Il Coordinamento Donne della Fisac Cgil Nazionale aderisce alla mobilitazione del 26 e 27 novembre contro la violenza maschile sulle donne, promossa da Rete IoDecido, D.i.Re.(Donne in rete contro la violenza) e UDI (Unione Donne in Italia). Crediamo che oggi il contrasto alla violenza di genere debba essere la nostra priorità, come pure la costruzione di una rete delle donne, che permetta di superare quelle differenze di pensiero e di azione, che pure ci sono tra noi, ma che dobbiamo saper leggere come ricchezza del movimento, senza mai trasformarle in muri o steccati.
Per queste ragioni, la nostra iniziativa per la Giornata Internazionale Contro La Violenza Sulle Donne non può essere diversa dalla partecipazione a questo movimento, che sta nascendo e crescendo in tutto il mondo, dai paesi del Nord Europa all’America Latina, con una vitalità ed una determinazione tutte nuove. La nostra non vuole essere un’adesione formale ma una consapevole scelta politica e organizzativa. Per garantire una reale partecipazione abbiamo deciso di convocare il Coordinamento Donne della Fisac Cgil per il 26 novembre a Roma, con ritrovo alle ore 14 in Piazza della Repubblica.
Il movimento Non Una Di Meno nasce per dire basta, per gridare a gran voce, tutte insieme, che non siamo più disposte ad accettare la morte di un’altra donna per mano di un uomo, per urlare che chi colpisce una donna colpisce tutte noi e che ci vogliamo tutte vive, nel corpo e nella mente, vive e libere. Libere di scegliere chi essere, come vestire, chi e come amare, senza dover rischiare la vita per difendere le nostre scelte.
La violenza, purtroppo, avviluppa la condizione esistenziale delle donne da sempre, sino a sfociare in molti casi nel femminicidio, neologismo che, sottolineando la matrice di genere di questa tipologia di reati, ne ha favorito la presa di coscienza da parte dell’opinione pubblica e lo specifico riconoscimento legislativo. Per capire cosa accade, i numeri non bastano. Servono le storie, che ci raccontano di donne uccise perché ribelli, di donne che rivendicavano la propria libertà di scegliere, di interrompere una relazione che vivevano con sofferenza o di esprimere liberamente la propria sessualità.

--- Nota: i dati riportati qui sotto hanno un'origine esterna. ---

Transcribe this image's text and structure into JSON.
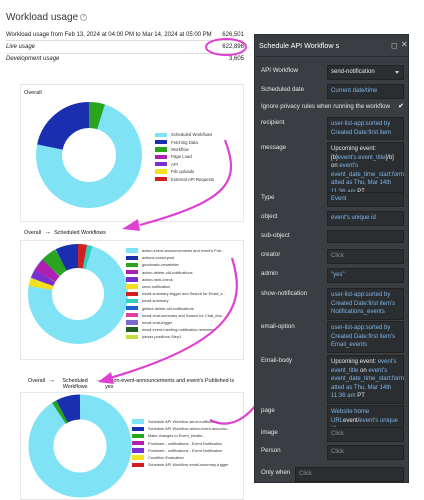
{
  "header": {
    "title": "Workload usage"
  },
  "usage": {
    "range_label": "Workload usage from Feb 13, 2024 at 04:00 PM to Mar 14, 2024 at 05:00 PM",
    "total": "626,501",
    "live_label": "Live usage",
    "live_value": "622,896",
    "dev_label": "Development usage",
    "dev_value": "3,605"
  },
  "charts": [
    {
      "title": "Overall",
      "legend": [
        {
          "label": "Scheduled Workflows",
          "color": "#7fe3f5"
        },
        {
          "label": "Fetching Data",
          "color": "#1a2fb0"
        },
        {
          "label": "Workflow",
          "color": "#2aa31f"
        },
        {
          "label": "Page Load",
          "color": "#b020b0"
        },
        {
          "label": "API",
          "color": "#7a2fd0"
        },
        {
          "label": "File uploads",
          "color": "#f5e020"
        },
        {
          "label": "External API Requests",
          "color": "#d02020"
        }
      ]
    },
    {
      "breadcrumb": [
        "Overall",
        "Scheduled Workflows"
      ],
      "legend": [
        {
          "label": "action-event-announcements and event's Pub...",
          "color": "#7fe3f5"
        },
        {
          "label": "actions-social-post",
          "color": "#1a2fb0"
        },
        {
          "label": "goodmatic-newsletter",
          "color": "#2aa31f"
        },
        {
          "label": "action-delete-old-notifications",
          "color": "#b020b0"
        },
        {
          "label": "action-rank-check",
          "color": "#7a2fd0"
        },
        {
          "label": "send-notification",
          "color": "#f5e020"
        },
        {
          "label": "email-summary-trigger and Search for Email_s...",
          "color": "#d02020"
        },
        {
          "label": "email-summary",
          "color": "#2fd0c0"
        },
        {
          "label": "getslot-delete-old-notifications",
          "color": "#2060d0"
        },
        {
          "label": "email-chat-summary and Search for Chat_cha...",
          "color": "#e040a0"
        },
        {
          "label": "email-chat-trigger",
          "color": "#7a6ad0"
        },
        {
          "label": "email-event-meeting-notification-reminder",
          "color": "#206020"
        },
        {
          "label": "parser-positions-Step1",
          "color": "#c0e040"
        }
      ]
    },
    {
      "breadcrumb": [
        "Overall",
        "Scheduled Workflows",
        "action-event-announcements and event's Published is yes"
      ],
      "legend": [
        {
          "label": "Schedule API Workflow send-notification",
          "color": "#7fe3f5"
        },
        {
          "label": "Schedule API Workflow action-event-announc...",
          "color": "#1a2fb0"
        },
        {
          "label": "Make changes to Event_emails...",
          "color": "#2aa31f"
        },
        {
          "label": "Postmark - notifications - Event Notification",
          "color": "#b020b0"
        },
        {
          "label": "Postmark - notifications - Event Notification",
          "color": "#7a2fd0"
        },
        {
          "label": "Condition Evaluation",
          "color": "#f5e020"
        },
        {
          "label": "Schedule API Workflow email-summary-trigger",
          "color": "#d02020"
        }
      ]
    }
  ],
  "panel": {
    "title": "Schedule API Workflow s",
    "rows": [
      {
        "label": "API Workflow",
        "value": "send-notification"
      },
      {
        "label": "Scheduled date",
        "value": "Current date/time"
      },
      {
        "label": "Ignore privacy rules when running the workflow"
      },
      {
        "label": "recipient",
        "value": "user-list-app:sorted by Created Date:first item"
      },
      {
        "label": "message",
        "value_parts": [
          "Upcoming event: [b]",
          "event's event_title",
          "[/b] on ",
          "event's event_date_time_start:form atted as Thu, Mar 14th 11:36 am",
          " PT"
        ]
      },
      {
        "label": "Type",
        "value": "Event"
      },
      {
        "label": "object",
        "value": "event's unique id"
      },
      {
        "label": "sub-object",
        "value": ""
      },
      {
        "label": "creator",
        "value": "Click"
      },
      {
        "label": "admin",
        "value": "\"yes\""
      },
      {
        "label": "show-notification",
        "value": "user-list-app:sorted by Created Date:first item's Notifications_events"
      },
      {
        "label": "email-option",
        "value": "user-list-app:sorted by Created Date:first item's Email_events"
      },
      {
        "label": "Email-body",
        "value_parts": [
          "Upcoming event: ",
          "event's event_title",
          " on ",
          "event's event_date_time_start:form atted as Thu, Mar 14th 11:36 am",
          " PT"
        ]
      },
      {
        "label": "page",
        "value_parts": [
          "Website home URL",
          "event/",
          "event's unique id"
        ]
      },
      {
        "label": "image",
        "value": "Click"
      },
      {
        "label": "Person",
        "value": "Click"
      },
      {
        "label": "Only when",
        "value": "Click"
      }
    ]
  }
}
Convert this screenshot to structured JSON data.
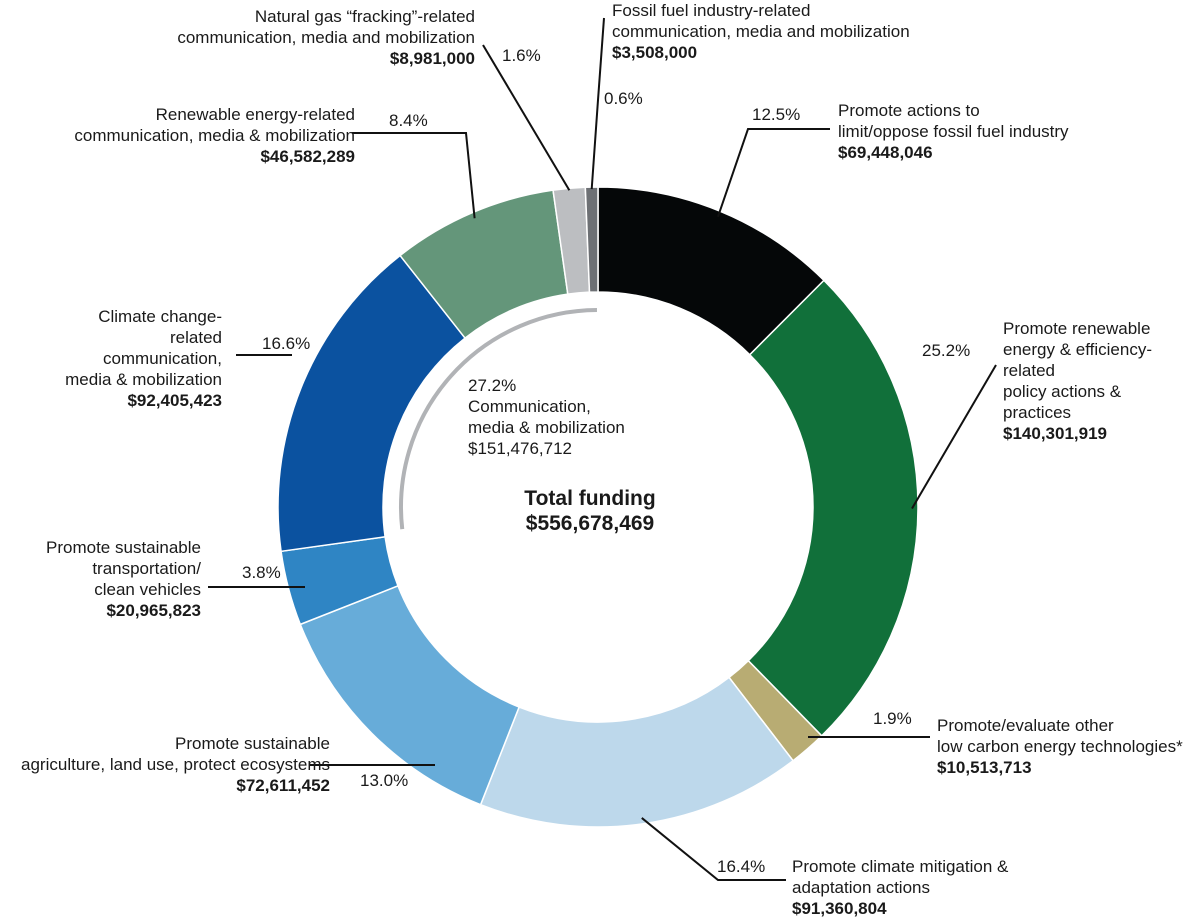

Il numero di femminicidi è tuttavia soltanto il sintomo più tragico e allarmante di un sistema culturale, politico e sociale che fa violenza alle donne considerandole come soggetti di minor valore e di minor diritto, se non addirittura come oggetti, discriminandole nell’accesso al lavoro e sfruttandone il lavoro di cura come surrogato gratuito di un welfare in disfacimento. Anche dove e quando le donne accedono al lavoro retribuito, sono segregate dal punto di vista degli inquadramenti (soffitto di cristallo) e del salario (più basso anche a parità di mansione e livello di inquadramento). Perciò in alcuni Paesi come l’Irlanda la protesta delle donne diventa sciopero, cioè astensione da tutte le attività lavorative (sia quelle retribuite che di cura) per quel lasso di tempo che corrisponde allo scarto salariale medio tra le lavoratrici e i lavoratori.
L’Italia, ultima in Europa per tasso di occupazione femminile (ISTAT) e al 69esimo posto nella classifica mondiale per la parità di genere (Global Gender Gap), dovrebbe favorire l’accesso al lavoro di 2,7 milioni di donne per riuscire ad allinearsi alla media europea. Un obiettivo che avrebbe ricadute positive per tutta la società, come la crescita del Prodotto Interno Lordo del 7%, ma che per realizzarsi avrebbe bisogno di un welfare, cioè di un sistema di servizi integrato, che liberi le donne dalle attività di cura.
Il nostro lavoro, il nostro tempo e le nostre vite valgono meno di quelli dell’uomo. Sono queste le radici della violenza del potere maschile sulle donne, che è anche controllo dei nostri corpi e della nostra funzione riproduttiva, come dimostrano gli ostacoli alla piena applicazione della Legge sull’Interruzione Volontaria della Gravidanza e la recente campagna sulla fertilità a comando statale.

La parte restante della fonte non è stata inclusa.